針對這個問題,本論文以歷史模擬法、變異數-共變異數法、混合常態模型來模擬報酬率的分配,並依給定的信賴水準估算出風險值,其中混合常態模型的參數是利用準貝式最大概似估計法及EM演算法來估計;然後利用三種風險值的評量方法:回溯測試、前向測試與二項檢定,來評判三種估算風險值方法的優劣。
經由實證結果發現:
1.報酬率分配在左尾臨界機率1%有較明顯厚尾的現象。
2.利用混合常態分配來模擬報酬率分配會比另外兩種方法更能準確的捕捉到左尾臨界機率1%的厚尾。
3.混合常態模型的峰態係數值接近於真實報酬率分配的峰態係數值,因此我們可以確認混合常態模型可以捕捉高峰的現象。
關鍵字:風險值、厚尾、歷史模擬法、變異數-共變異教法、混合常態模型、準貝式最大概似估計法、EM演算法、回溯測試、前向測試、高峰 / Initially, Value at Risk (VaR) is calculated by assuming that the underline asset return is normal distribution, but this assumption sometimes does not consist with the actual distribution of asset return.
Many researchers have found that the actual distribution of the underline asset return have Fat-Tail, extreme value events, character. So under normal distribution assumption, the VaR value is improper compared with the actual losses.
The paper discuss three methods. Historical Simulated method - Variance-Covariance method and Mixture Normal .simulating those asset, return and VaR by given proper confidence level. About the Mixture Normal Distribution, we use both EM algorithm and Quasi-Bayesian MLE calculating its parameters. Finally, we use tree VaR testing methods, Back test、Forward tes and Binomial test -----comparing its VaR loss probability
We find the following results:
1.Under 1% left-tail critical probability, asset return distribution has significant Fat-tail character.
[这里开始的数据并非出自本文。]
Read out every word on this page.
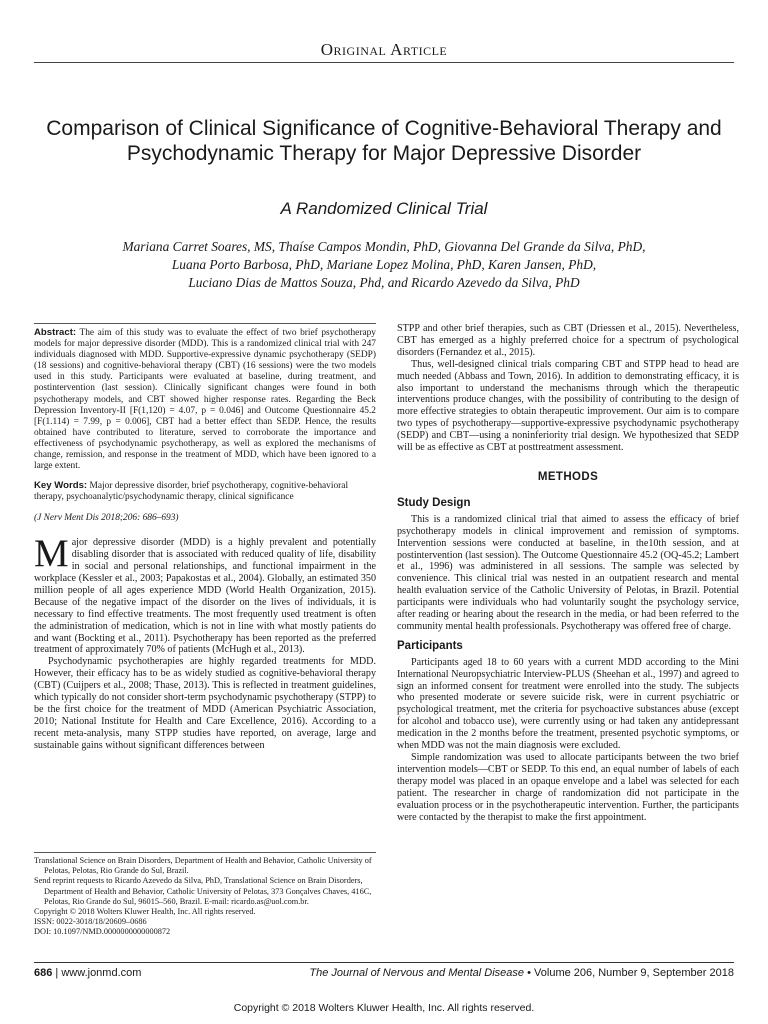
Original Article
Comparison of Clinical Significance of Cognitive-Behavioral Therapy and Psychodynamic Therapy for Major Depressive Disorder
A Randomized Clinical Trial
Mariana Carret Soares, MS, Thaíse Campos Mondin, PhD, Giovanna Del Grande da Silva, PhD,
Luana Porto Barbosa, PhD, Mariane Lopez Molina, PhD, Karen Jansen, PhD,
Luciano Dias de Mattos Souza, Phd, and Ricardo Azevedo da Silva, PhD

Abstract: The aim of this study was to evaluate the effect of two brief psychotherapy models for major depressive disorder (MDD). This is a randomized clinical trial with 247 individuals diagnosed with MDD. Supportive-expressive dynamic psychotherapy (SEDP) (18 sessions) and cognitive-behavioral therapy (CBT) (16 sessions) were the two models used in this study. Participants were evaluated at baseline, during treatment, and postintervention (last session). Clinically significant changes were found in both psychotherapy models, and CBT showed higher response rates. Regarding the Beck Depression Inventory-II [F(1,120) = 4.07, p = 0.046] and Outcome Questionnaire 45.2 [F(1.114) = 7.99, p = 0.006], CBT had a better effect than SEDP. Hence, the results obtained have contributed to literature, served to corroborate the importance and effectiveness of psychodynamic psychotherapy, as well as explored the mechanisms of change, remission, and response in the treatment of MDD, which have been ignored to a large extent.

Key Words: Major depressive disorder, brief psychotherapy, cognitive-behavioral therapy, psychoanalytic/psychodynamic therapy, clinical significance

(J Nerv Ment Dis 2018;206: 686–693)

Major depressive disorder (MDD) is a highly prevalent and potentially disabling disorder that is associated with reduced quality of life, disability in social and personal relationships, and functional impairment in the workplace (Kessler et al., 2003; Papakostas et al., 2004). Globally, an estimated 350 million people of all ages experience MDD (World Health Organization, 2015). Because of the negative impact of the disorder on the lives of individuals, it is necessary to find effective treatments. The most frequently used treatment is often the administration of medication, which is not in line with what mostly patients do and want (Bockting et al., 2011). Psychotherapy has been reported as the preferred treatment of approximately 70% of patients (McHugh et al., 2013).

Psychodynamic psychotherapies are highly regarded treatments for MDD. However, their efficacy has to be as widely studied as cognitive-behavioral therapy (CBT) (Cuijpers et al., 2008; Thase, 2013). This is reflected in treatment guidelines, which typically do not consider short-term psychodynamic psychotherapy (STPP) to be the first choice for the treatment of MDD (American Psychiatric Association, 2010; National Institute for Health and Care Excellence, 2016). According to a recent meta-analysis, many STPP studies have reported, on average, large and sustainable gains without significant differences between

STPP and other brief therapies, such as CBT (Driessen et al., 2015). Nevertheless, CBT has emerged as a highly preferred choice for a spectrum of psychological disorders (Fernandez et al., 2015).

Thus, well-designed clinical trials comparing CBT and STPP head to head are much needed (Abbass and Town, 2016). In addition to demonstrating efficacy, it is also important to understand the mechanisms through which the therapeutic interventions produce changes, with the possibility of contributing to the design of more effective strategies to obtain therapeutic improvement. Our aim is to compare two types of psychotherapy—supportive-expressive psychodynamic psychotherapy (SEDP) and CBT—using a noninferiority trial design. We hypothesized that SEDP will be as effective as CBT at posttreatment assessment.

METHODS
Study Design

This is a randomized clinical trial that aimed to assess the efficacy of brief psychotherapy models in clinical improvement and remission of symptoms. Intervention sessions were conducted at baseline, in the10th session, and at postintervention (last session). The Outcome Questionnaire 45.2 (OQ-45.2; Lambert et al., 1996) was administered in all sessions. The sample was selected by convenience. This clinical trial was nested in an outpatient research and mental health evaluation service of the Catholic University of Pelotas, in Brazil. Potential participants were individuals who had voluntarily sought the psychology service, after reading or hearing about the research in the media, or had been referred to the community mental health professionals. Psychotherapy was offered free of charge.

Participants

Participants aged 18 to 60 years with a current MDD according to the Mini International Neuropsychiatric Interview-PLUS (Sheehan et al., 1997) and agreed to sign an informed consent for treatment were enrolled into the study. The subjects who presented moderate or severe suicide risk, were in current psychiatric or psychological treatment, met the criteria for psychoactive substances abuse (except for alcohol and tobacco use), were currently using or had taken any antidepressant medication in the 2 months before the treatment, presented psychotic symptoms, or when MDD was not the main diagnosis were excluded.

Simple randomization was used to allocate participants between the two brief intervention models—CBT or SEDP. To this end, an equal number of labels of each therapy model was placed in an opaque envelope and a label was selected for each patient. The researcher in charge of randomization did not participate in the evaluation process or in the psychotherapeutic intervention. Further, the participants were contacted by the therapist to make the first appointment.

Translational Science on Brain Disorders, Department of Health and Behavior, Catholic University of Pelotas, Pelotas, Rio Grande do Sul, Brazil.

Send reprint requests to Ricardo Azevedo da Silva, PhD, Translational Science on Brain Disorders, Department of Health and Behavior, Catholic University of Pelotas, 373 Gonçalves Chaves, 416C, Pelotas, Rio Grande do Sul, 96015–560, Brazil. E-mail: ricardo.as@uol.com.br.

Copyright © 2018 Wolters Kluwer Health, Inc. All rights reserved.

ISSN: 0022-3018/18/20609–0686

DOI: 10.1097/NMD.0000000000000872

686 | www.jonmd.com	The Journal of Nervous and Mental Disease • Volume 206, Number 9, September 2018
Copyright © 2018 Wolters Kluwer Health, Inc. All rights reserved.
2.Using Mixture Normal distribution we can catch more Fat-tail character precisely than the other two methods.
3.The kurtosis of Mixture Normal is close to the actual kurtosis, this means that the Mixture Normal distribution can catch the Leptokurtosis phenomenon.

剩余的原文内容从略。